Thursday, December 11, 2008

Winter Meetings Wrap-Up

So, the Winter Meetings are over, and I can honestly say, these were 100% more interesting than any other one in recent memory. Miggy Cabrera and D-Train? Meh...

Does my bias have anything to do with both New York teams stealing all the headlines? Can I help it if this city is stuffed to the gills with chedda, ready to spend, baby?

Fuck no, I can't.

And is it my fault that a bunch of fat nerds with laptops and soul-stealing agents in $3K suits and dimwitted GMs with thumbs firmly inserted into their assholes got together in Vegas and saw more action than you at a douchey Manhattan lounge with a kilo of Columbian Charlie?

Again, no, not my fault. So let's move on and break the week down...

- If I hear one more fucking person say, "$161MM is too much for one pitcher", I'm going to throw up. And not because I had shitty Chinese food today that made me feel like I swallowed a broken light bulb rolled in Drano, but because what most of these people fail to realize is that if Johan signed for one more year, their contracts would be roughly the same. So suck on that, dickheads

- The Mets scored big with their acquisition of J.J. Putz from Seattle. And, call me crazy, but is it impossible to believe that Putz could end up being the closer should K-Rod's arm disintegrate into thin air, mid-pitch, as is being predicted by every sausage-link-finger tub-of-shit-writers from Boston to San Diego?

- Signing Derek Lowe for 5 years is like spending one accidental minute in the locker room shower, minus a bathing suit, with A-Rod - too long...unless you're a queer, then bottoms up, gaylord.

- Did anyone else want to see the ESPN ticker announce Washington as the winner of the Teixeira sweepstakes just to hear a collective moan make its way down 95 from Boston?

-Why Mike Cameron makes sense for the Yankees:
a. He has one year and $10MM left on his contract.
b. He looks like Seal, which means his wife may look like Heidi Klum, which guarantees some serious boner action.
c. He's black - black people are better athletes than all other's science.
d. He's all-around just a better player than Melky Cabrera

- Did anyone, and I mean anyone, really think Jake Peavy was going to the Cubs this week? Every fucking time ESPN splattered some bullshit on the screen about the deal being "close" or "nearly finalized" I wanted to throw my fucking shoe through the screen. Stop playing with my emotions!

- Frankie Gutierrez, Matt Carp, Joe Smith, Beau Vaughn, Wes Littleton, Sean Green, Aaron Heilman, Endy Chavez and Jeremy Reed all changed teams. The earth continued to rotate soon after.

- On the day the Mets sign two of baseball's best relievers, Cole Hamels decides it's time to call them "choke artists". While this statement makes me happy because it drove two of my Met-fan friends into a blind, incoherent, borderline-weepy rage. I also think it's bad to kick a team when they're down. Trust me, I've watched the Yankees use the Rays as a punching bag/toilet for ten seasons...and look what happened.

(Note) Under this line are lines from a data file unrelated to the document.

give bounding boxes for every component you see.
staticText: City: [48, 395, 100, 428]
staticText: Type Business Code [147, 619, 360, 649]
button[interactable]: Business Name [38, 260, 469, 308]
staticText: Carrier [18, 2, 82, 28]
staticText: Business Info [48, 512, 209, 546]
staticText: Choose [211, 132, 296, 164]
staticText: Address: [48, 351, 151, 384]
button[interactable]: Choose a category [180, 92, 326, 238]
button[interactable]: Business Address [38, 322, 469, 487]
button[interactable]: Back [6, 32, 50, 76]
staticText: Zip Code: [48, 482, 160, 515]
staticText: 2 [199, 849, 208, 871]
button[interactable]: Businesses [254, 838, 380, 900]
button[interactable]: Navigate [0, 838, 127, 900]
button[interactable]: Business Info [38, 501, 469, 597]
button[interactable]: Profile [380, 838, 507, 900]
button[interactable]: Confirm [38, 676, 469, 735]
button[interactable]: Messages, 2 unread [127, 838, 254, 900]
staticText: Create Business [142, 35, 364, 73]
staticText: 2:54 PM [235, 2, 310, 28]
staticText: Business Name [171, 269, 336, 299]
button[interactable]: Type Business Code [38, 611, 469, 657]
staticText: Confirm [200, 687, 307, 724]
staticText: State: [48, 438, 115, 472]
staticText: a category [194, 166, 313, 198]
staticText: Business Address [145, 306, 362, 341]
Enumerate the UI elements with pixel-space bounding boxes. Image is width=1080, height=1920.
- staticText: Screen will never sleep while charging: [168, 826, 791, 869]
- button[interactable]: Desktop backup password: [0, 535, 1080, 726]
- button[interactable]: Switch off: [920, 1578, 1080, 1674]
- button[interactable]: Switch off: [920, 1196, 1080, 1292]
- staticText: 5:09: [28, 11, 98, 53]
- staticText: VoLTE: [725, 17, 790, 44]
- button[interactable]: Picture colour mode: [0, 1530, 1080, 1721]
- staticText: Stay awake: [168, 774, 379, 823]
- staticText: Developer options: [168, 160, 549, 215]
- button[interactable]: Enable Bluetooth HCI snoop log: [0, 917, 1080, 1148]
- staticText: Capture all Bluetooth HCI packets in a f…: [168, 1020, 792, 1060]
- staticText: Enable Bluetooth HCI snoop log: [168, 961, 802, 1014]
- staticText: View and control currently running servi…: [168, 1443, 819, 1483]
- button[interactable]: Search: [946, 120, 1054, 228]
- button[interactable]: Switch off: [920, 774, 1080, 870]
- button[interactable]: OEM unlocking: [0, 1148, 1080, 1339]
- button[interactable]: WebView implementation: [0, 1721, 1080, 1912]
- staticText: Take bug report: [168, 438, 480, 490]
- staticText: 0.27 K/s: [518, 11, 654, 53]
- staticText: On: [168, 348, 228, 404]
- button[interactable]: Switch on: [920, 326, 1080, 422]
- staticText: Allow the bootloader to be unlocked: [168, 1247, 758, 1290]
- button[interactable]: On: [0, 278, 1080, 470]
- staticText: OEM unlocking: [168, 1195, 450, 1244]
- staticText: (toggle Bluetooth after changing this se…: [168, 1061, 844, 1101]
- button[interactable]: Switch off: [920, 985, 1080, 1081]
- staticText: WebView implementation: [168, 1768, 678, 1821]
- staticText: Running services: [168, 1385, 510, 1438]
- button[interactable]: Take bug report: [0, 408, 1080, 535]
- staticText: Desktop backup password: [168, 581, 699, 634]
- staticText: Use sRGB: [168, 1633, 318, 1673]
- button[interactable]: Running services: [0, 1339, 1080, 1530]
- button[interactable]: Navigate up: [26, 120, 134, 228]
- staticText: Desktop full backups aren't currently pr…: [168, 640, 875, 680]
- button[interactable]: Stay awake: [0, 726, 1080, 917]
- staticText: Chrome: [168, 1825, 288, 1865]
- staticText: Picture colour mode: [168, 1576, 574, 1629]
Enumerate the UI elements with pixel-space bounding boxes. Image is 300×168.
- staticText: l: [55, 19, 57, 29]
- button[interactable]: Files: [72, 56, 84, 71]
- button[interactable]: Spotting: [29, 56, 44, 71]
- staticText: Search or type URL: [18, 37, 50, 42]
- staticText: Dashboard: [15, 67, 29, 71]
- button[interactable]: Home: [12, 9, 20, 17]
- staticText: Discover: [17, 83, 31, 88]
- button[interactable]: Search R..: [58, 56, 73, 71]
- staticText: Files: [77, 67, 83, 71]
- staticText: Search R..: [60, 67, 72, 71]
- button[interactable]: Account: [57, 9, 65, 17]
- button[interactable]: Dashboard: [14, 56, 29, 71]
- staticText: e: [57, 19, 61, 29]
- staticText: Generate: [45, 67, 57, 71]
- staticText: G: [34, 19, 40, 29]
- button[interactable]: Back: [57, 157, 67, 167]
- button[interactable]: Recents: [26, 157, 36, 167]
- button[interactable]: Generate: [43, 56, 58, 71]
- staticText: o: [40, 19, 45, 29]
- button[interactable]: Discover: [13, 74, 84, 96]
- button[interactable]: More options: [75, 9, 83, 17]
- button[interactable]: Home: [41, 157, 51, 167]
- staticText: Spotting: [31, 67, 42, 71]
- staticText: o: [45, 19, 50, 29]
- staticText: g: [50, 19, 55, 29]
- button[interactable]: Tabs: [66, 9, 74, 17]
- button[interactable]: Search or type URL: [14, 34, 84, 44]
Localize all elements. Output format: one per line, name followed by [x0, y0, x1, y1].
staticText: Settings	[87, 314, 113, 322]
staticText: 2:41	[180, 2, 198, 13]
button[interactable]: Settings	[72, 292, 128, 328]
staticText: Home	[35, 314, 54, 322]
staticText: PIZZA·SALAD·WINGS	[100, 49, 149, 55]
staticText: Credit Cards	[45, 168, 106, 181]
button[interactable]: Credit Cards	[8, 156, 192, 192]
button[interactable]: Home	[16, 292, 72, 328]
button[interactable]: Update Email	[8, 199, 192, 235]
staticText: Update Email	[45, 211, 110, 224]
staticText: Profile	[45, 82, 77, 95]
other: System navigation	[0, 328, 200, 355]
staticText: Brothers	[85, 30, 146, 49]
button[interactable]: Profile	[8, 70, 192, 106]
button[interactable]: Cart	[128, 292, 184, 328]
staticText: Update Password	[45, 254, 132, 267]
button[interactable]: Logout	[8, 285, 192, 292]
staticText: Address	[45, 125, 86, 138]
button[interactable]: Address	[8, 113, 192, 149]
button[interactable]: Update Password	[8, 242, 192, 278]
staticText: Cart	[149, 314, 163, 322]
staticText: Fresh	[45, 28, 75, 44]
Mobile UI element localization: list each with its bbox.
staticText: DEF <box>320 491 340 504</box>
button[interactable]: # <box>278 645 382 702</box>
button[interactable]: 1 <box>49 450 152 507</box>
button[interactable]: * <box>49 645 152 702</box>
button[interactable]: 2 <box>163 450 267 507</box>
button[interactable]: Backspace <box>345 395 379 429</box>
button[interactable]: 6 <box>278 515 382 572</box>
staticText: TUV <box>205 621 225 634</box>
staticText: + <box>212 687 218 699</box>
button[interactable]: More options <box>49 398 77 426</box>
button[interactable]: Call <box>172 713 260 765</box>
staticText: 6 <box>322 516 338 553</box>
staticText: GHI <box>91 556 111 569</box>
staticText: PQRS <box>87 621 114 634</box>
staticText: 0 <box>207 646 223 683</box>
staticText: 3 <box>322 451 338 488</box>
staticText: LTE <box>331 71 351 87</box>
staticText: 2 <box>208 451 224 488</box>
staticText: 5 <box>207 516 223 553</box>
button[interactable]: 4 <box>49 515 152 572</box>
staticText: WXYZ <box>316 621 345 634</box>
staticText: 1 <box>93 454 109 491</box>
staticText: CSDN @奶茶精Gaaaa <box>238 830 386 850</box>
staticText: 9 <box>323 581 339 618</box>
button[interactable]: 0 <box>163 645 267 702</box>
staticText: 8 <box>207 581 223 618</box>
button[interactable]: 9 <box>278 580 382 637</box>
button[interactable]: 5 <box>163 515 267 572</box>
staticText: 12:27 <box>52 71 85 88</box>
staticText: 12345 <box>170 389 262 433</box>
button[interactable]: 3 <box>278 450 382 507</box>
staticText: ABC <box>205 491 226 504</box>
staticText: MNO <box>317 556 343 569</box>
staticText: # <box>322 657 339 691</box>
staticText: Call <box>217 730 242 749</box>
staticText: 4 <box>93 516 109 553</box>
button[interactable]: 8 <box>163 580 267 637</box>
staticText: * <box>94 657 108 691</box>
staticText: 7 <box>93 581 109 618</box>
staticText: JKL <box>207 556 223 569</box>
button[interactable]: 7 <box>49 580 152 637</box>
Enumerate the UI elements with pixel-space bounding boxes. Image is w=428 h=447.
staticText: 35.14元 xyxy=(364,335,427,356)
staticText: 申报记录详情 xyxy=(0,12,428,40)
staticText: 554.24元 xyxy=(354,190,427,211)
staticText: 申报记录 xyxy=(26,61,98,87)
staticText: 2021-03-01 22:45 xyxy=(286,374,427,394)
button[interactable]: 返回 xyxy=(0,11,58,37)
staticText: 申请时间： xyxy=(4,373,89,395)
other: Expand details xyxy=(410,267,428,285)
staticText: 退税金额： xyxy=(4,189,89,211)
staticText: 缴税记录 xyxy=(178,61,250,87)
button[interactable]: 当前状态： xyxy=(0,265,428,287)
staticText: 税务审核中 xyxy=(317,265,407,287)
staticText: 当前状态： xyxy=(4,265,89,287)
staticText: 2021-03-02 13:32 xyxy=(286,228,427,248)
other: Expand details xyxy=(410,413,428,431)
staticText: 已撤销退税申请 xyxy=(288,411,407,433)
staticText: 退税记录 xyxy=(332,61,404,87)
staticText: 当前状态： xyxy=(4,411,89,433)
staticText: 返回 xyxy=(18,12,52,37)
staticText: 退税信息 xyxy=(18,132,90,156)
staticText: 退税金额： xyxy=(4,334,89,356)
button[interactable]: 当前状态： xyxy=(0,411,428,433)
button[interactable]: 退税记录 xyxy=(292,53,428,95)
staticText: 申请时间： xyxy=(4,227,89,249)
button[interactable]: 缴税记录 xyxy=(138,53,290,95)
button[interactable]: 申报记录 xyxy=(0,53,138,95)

- Kerry Wood will not make it through a full season outside of Chicago. It's like he had some sort of force field or voodoo curse on him last year, letting him play more than 12 games. Do I believe in sorcery? Well, let me do you one better - is "Coldplay" still a multi-platinum record selling band? There's your answer, you pop-rock loving douche...

- The new Red Sox new alternate uniforms suck a large fat and sweaty one. The logos are stupid and basically ruin what I consider - albeit begrudgingly - a decent uniform. I can't wait to hear every fuck from Worcester jump to the defense of with a straight face.

- Raul Ibanez agreed to a 3 year, $30MM deal with Philadelphia. Oh, so you mean the top of their lineup will feature Rollins, Victorino, Utley, Howard and Ibanez? Gee, that's not fucking devastating already. Omar Minaya better get on the horn with his Latin cronies and get moving on a Bobby Abreu deal or risk facing scorn by the always unobjectionable Hispanic fan-base.